Our view: We can win the war on obesity
September 27, 2012
Wisconsin Rapids Tribune
OK, so the fact that we have an obesity problem — “we” meaning the U.S., Wisconsin or Wood County, take your pick — is not exactly breaking news. The latest evidence came in the form of a new report released by Trust for America's Health and the Robert Wood Johnson Foundation showing that by 2030, more than half of Wisconsinites will be obese.
We’ve seen the trends. What we need to do now is to take some concrete steps to reverse them.
Gannett Central Wisconsin Media, with the 12 for ‘12 health campaign we’ve had going on all year, wants to play a role in helping move us in the right direction. We liked the audacity of the goal laid out in July by the Marathon County Board to make it the healthiest county in Wisconsin. Can Wood County or Adams County answer that challenge?

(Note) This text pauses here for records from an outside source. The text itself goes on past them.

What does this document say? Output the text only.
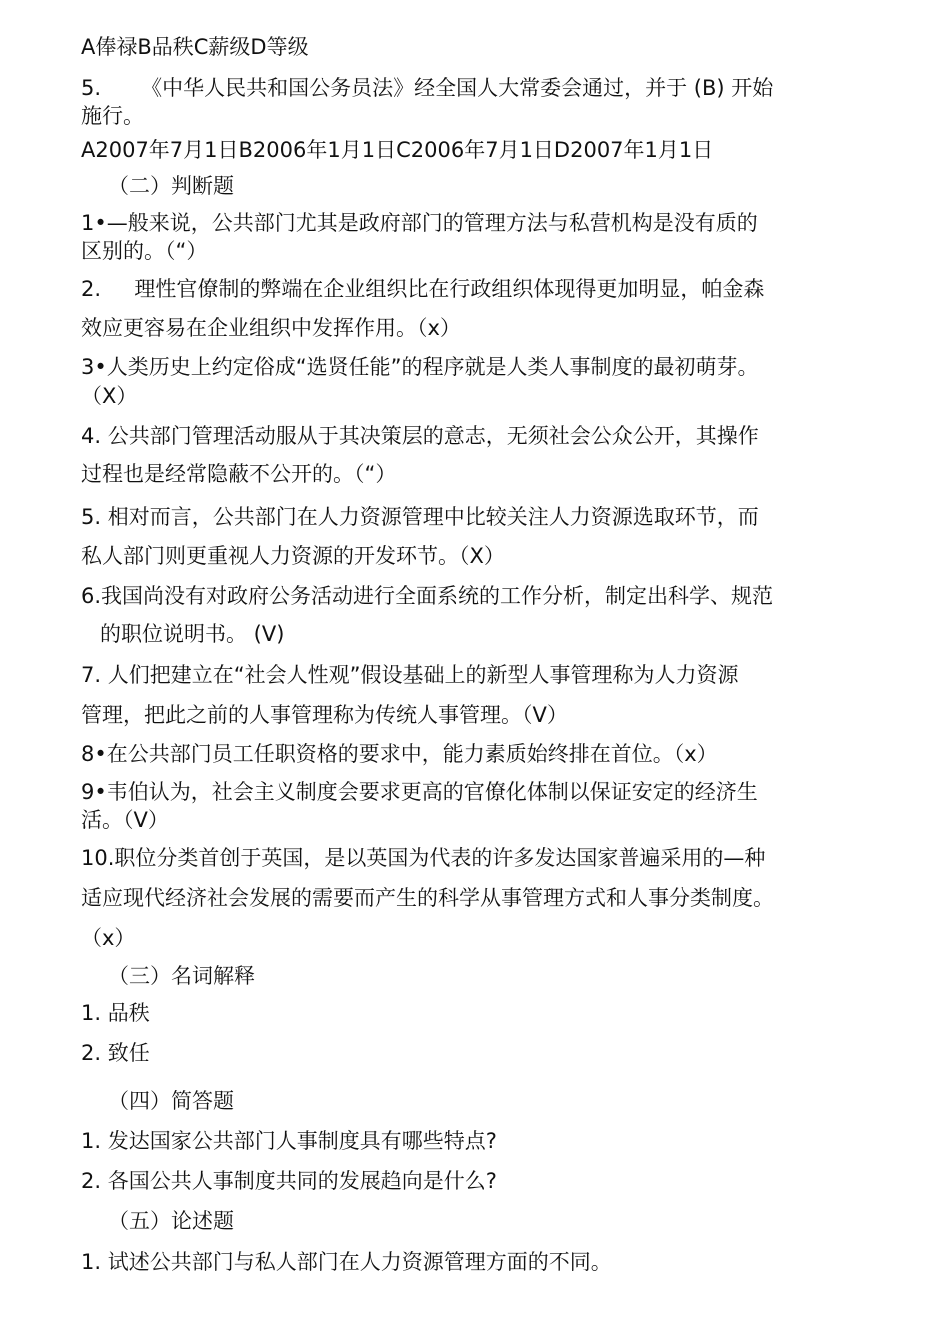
A俸禄B品秩C薪级D等级
5.      《中华人民共和国公务员法》经全国人大常委会通过，并于 (B) 开始
施行。
A2007年7月1日B2006年1月1日C2006年7月1日D2007年1月1日
（二）判断题
1•—般来说，公共部门尤其是政府部门的管理方法与私营机构是没有质的
区别的。（“）
2.     理性官僚制的弊端在企业组织比在行政组织体现得更加明显，帕金森
效应更容易在企业组织中发挥作用。（x）
3•人类历史上约定俗成“选贤任能”的程序就是人类人事制度的最初萌芽。
（X）
4. 公共部门管理活动服从于其决策层的意志，无须社会公众公开，其操作
过程也是经常隐蔽不公开的。（“）
5. 相对而言，公共部门在人力资源管理中比较关注人力资源选取环节，而
私人部门则更重视人力资源的开发环节。（X）
6.我国尚没有对政府公务活动进行全面系统的工作分析，制定出科学、规范
的职位说明书。 (V)
7. 人们把建立在“社会人性观”假设基础上的新型人事管理称为人力资源
管理，把此之前的人事管理称为传统人事管理。（V）
8•在公共部门员工任职资格的要求中，能力素质始终排在首位。（x）
9•韦伯认为，社会主义制度会要求更高的官僚化体制以保证安定的经济生
活。（V）
10.职位分类首创于英国，是以英国为代表的许多发达国家普遍采用的—种
适应现代经济社会发展的需要而产生的科学从事管理方式和人事分类制度。
（x）
（三）名词解释
1. 品秩
2. 致任
（四）简答题
1. 发达国家公共部门人事制度具有哪些特点?
2. 各国公共人事制度共同的发展趋向是什么?
（五）论述题
1. 试述公共部门与私人部门在人力资源管理方面的不同。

If we’re going to get there, our entire community is going to have to adopt the mission of getting healthier.
Policies and even things like County Board resolutions matter. But obesity is not the sort of problem that will be solved mainly through public policy. It has a lot to do with culture, and like other cultural issues, it takes a big, multi-pronged approach.
• We need community leadership and models of success. That may be as simple as emulating the habits of a healthy neighbor or friend, or working with others to provide accountability in your own health journey. And it may mean looking to other communities who have had public health success.
• We need education. It’s a myth that you can’t eat healthily without spending a lot of money. But people need to learn how to eat healthy — and that means not just learning the facts about nutrition but also learning how not to eat to relieve stress or as a reward. We’re all guilty of these habits. It takes education and a concerted effort to change them.
• We need to teach our kids the value of exercise, and observe it in our own lives. That means limiting TV and videogame time (for grown-ups as well as kids), getting outdoors and getting active.
Here’s the good news: This is a fight we can win. Consider the prevalence of smoking 20 or 30 years ago. People smoked cigarettes in their offices, in college classrooms, in restaurants, on planes and on television. Today we have none of that, and smoking rates have never been lower.
What changed? Well, some laws changed, like Wisconsin’s statewide workplace smoking ban. Certainly people are better-educated about the risks and dangers of smoking than they once were. There are more resources for smoking cessation.
But perhaps the most important change had to do with social norms, social pressures. Smoking stopped being cool, and it stopped being normal. As a result, fewer young people are starting today on the path to the destructive addiction.
We can make the same change when it comes to obesity. Sure, we love rich foods here in Wisconsin. We can love them in smaller quantities. We make the culture, and we can change it.